Ils sont trois cents, rassemblés à l'entrée du camp de la mort. Trois cents survivants ont été invités, mardi 27 janvier, à commémorer les 70 ans de la découverte du camp d'extermination d'Auschwitz-Birkenau par l'Armée rouge, en compagnie d'une trentaine de chefs d'Etat et de gouvernement. Un immense chapiteau blanc a été dressé à l'entrée du site. A l'intérieur, les participants font face au tristement célèbre mirador, qui surveillait la voie ferrée d'accès aux lieux, située à quelques encablures des chambres à gaz, au milieu des rangées de baraques. Ici, plus de 1,1 million de personnes ont été exterminées par les nazis, dont un million de juifs, avant la libération du camp par l'armée rouge le 27 janvier 1945.
« C'EST LEUR VOIX QUI PORTE LA MISE EN GARDE »
Les cérémonies ont commencé à 15 h 30 dans cette région du sud de la Pologne balayée par la bise et la neige. Les survivants de différents pays, dont une centaine venus d'Israël, ont d'abord écouté le président polonais, Bronislaw Komorowski, et les témoignages poignants de trois rescapés venus de Pologne, d'Israël et des Etats-Unis. « Je pensais qu'un jour, je passerai par le crématorium, sans connaître l'effet d'un baiser d'amour », s'est souvenue l'une des survivantes, déportée à l'âge de 14 ans. « Pour moi, il est impossible d'oublier même pour une seconde les atrocités observées », a raconté un ancien déporté, en ravalant ses sanglots : « Cela suffit pour me réveiller la nuit jusqu'à la fin de mes jours. »

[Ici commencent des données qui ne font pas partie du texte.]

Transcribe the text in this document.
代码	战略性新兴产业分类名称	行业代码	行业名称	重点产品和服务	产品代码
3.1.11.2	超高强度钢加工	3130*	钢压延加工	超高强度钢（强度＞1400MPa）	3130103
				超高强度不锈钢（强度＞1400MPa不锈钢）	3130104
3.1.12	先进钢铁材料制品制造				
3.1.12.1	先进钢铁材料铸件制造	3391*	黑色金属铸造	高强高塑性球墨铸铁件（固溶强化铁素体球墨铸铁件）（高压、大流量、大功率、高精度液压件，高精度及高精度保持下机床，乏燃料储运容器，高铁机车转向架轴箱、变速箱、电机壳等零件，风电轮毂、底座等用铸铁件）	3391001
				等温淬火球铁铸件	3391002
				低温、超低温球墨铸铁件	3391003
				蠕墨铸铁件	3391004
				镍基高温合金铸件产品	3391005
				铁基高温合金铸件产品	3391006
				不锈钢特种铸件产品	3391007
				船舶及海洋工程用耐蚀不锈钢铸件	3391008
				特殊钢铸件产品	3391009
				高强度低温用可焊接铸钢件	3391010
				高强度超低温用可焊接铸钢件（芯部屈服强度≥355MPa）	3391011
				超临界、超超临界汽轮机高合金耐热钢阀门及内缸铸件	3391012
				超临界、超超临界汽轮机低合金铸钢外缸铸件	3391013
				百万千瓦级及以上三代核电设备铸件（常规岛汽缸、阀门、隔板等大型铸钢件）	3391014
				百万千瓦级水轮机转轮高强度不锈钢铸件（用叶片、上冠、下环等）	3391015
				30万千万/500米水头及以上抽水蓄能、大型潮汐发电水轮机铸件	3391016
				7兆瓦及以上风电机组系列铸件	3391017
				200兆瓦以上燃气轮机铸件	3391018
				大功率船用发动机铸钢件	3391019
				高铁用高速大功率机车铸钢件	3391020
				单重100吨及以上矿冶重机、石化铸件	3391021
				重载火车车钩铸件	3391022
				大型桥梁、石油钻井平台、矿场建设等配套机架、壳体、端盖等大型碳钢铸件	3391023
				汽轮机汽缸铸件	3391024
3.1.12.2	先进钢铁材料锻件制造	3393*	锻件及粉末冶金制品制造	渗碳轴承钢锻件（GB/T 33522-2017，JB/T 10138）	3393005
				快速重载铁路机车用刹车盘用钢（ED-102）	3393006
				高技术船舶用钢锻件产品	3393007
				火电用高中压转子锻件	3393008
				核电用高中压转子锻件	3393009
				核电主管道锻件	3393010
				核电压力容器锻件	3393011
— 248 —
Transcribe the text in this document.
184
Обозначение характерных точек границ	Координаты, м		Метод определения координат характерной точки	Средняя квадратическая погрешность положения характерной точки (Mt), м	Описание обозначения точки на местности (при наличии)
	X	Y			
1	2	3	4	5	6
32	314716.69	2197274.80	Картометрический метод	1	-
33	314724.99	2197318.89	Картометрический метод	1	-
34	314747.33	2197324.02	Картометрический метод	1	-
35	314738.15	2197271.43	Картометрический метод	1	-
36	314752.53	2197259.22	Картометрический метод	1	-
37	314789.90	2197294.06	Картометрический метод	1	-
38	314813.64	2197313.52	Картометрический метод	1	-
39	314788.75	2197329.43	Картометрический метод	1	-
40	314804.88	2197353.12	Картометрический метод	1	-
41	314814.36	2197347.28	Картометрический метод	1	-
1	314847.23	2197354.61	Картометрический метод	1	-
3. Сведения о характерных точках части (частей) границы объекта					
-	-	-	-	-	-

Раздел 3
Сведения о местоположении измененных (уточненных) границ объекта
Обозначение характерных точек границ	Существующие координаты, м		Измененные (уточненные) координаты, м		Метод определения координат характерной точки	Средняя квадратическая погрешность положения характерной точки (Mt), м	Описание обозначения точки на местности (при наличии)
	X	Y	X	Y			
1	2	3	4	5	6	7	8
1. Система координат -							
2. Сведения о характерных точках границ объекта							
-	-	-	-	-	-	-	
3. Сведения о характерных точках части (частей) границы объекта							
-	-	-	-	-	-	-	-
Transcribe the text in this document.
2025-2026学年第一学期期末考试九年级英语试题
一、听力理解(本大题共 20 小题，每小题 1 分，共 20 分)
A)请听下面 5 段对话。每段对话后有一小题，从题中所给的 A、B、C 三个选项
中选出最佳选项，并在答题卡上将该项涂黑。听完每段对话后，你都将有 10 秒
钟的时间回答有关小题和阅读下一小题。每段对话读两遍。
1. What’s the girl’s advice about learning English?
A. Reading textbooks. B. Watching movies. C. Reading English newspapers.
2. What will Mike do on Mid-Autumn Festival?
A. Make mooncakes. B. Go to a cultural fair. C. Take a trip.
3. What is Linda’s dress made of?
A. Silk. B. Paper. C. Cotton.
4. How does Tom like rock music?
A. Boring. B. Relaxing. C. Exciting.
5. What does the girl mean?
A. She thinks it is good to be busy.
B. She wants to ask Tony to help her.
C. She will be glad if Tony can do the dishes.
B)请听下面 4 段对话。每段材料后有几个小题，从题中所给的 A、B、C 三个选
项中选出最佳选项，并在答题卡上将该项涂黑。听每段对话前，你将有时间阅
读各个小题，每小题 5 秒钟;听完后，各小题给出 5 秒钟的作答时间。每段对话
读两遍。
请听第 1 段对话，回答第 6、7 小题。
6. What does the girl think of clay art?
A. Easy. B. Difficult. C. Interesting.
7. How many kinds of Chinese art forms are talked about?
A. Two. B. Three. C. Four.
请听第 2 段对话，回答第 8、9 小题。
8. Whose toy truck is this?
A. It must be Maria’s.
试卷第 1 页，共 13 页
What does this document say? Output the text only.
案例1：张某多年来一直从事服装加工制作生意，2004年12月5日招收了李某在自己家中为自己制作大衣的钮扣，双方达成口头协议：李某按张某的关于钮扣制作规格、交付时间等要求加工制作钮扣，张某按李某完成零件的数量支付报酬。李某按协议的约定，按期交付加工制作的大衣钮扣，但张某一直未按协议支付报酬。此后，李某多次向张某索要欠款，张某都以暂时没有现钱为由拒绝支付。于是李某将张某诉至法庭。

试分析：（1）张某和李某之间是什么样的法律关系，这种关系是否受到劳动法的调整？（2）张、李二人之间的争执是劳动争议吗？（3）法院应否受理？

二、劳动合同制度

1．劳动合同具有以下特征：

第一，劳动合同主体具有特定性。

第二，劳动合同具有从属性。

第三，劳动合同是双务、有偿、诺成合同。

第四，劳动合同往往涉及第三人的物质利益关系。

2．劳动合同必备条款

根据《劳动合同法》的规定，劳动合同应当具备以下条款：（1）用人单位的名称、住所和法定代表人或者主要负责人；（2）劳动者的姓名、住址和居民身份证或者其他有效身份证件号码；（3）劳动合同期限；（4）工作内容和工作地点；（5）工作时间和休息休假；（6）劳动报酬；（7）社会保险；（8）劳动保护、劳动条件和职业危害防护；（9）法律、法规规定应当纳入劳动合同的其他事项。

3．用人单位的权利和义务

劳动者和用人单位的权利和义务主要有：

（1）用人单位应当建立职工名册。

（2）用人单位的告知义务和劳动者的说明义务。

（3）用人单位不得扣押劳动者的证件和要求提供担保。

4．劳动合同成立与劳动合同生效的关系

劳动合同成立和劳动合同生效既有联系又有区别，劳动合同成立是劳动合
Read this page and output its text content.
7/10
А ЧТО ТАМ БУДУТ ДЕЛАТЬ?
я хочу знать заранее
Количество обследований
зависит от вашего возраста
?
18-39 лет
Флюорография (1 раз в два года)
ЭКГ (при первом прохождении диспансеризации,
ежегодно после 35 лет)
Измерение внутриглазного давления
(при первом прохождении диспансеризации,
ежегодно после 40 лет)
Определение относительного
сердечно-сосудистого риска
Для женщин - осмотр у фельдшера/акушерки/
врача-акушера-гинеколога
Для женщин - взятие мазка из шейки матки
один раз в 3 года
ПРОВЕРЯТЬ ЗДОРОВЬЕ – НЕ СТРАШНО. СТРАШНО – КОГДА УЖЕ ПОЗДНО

« C'est leur voix qui porte la mise en garde contre notre capacité de pratiquer l'humiliation, la haine et le génocide, explique Piotr Cywinski, le directeur du Musée national d'Auschwitz-Birkenau : bientôt, ce sera à nous, les générations de l'après-guerre, de transmettre le leg que nous font les survivants. » Le réalisateur américain Steven Spielberg, présent aux cérémonies, a présenté un documentaire préparé pour l'occasion, peut-être la dernière fois qu'autant de rescapés sont en mesure d'être là pour se souvenir, et témoigner. Différentes prières ont ponctué l'hommage.
Bougies en main, survivants et officiels devaient ensuite, à la nuit tombante, marcher en procession vers le monument aux victimes, installé près des restes des chambres à gaz et fours crématoire détruits par les nazis avant d'abandonner les lieux. Trois représentants de survivants ont ouvert la marche, accompagnés de jeunes.
POUTINE ABSENT
Chefs d'Etat et de gouvernement suivaient, en présence du président allemand, Joaquim Gauck, et de nombreux responsables religieux. Le mémorial est situé au-delà des quais où les déportés descendaient des trains. Les uns, surtout les femmes et les enfants, pour être directement gazés, puis incinérés. Les autres, pour rejoindre les baraquements alignés par dizaines sur le site.
Les cérémonies surviennent à un moment particulier en Europe. En France, les attentats de Paris ont rappelé que la violence antisémite continue de menacer la communauté juive. Plusieurs intervenants ont fait référence aux récentes attaques pour constater que les juifs sont encore « ciblés pour ce qu'ils sont ». Avant son déplacement en Pologne, François Hollande, a exhorté les juifs de France à ne pas quitter leur pays pour Israël : « la France est votre patrie », a insisté le chef de l'Etat.
Le continent est par ailleurs plongé dans une ambiance de néo guerre froide, en raison de la crise avec la Russie au sujet de l'Ukraine. Le président russe, Vladimir Poutine, a décidé de ne pas venir aux commémorations, en prétextant ne pas y avoir pas été invité. La Russie reproche à la Pologne de minimiser le rôle des forces soviétiques dans la libération du camp. Quelques jours avant les 70 ans, le ministre polonais des affaires étrangères a jugé que le camp avait été libéré par les Ukrainiens.
Depuis Moscou, où il participait à une cérémonie au musée du judaïsme, M. Poutine a qualifié d'« inacceptable » toute « tentative de réécrire l'Histoire ». « Souvent, derrière ces tentatives il y a le désir de cacher sa propre honte, la honte de sa lâcheté, hypocrisie et trahison, de cacher sa complicité tacite, passive ou active avec les nazis », a ajouté le président russe.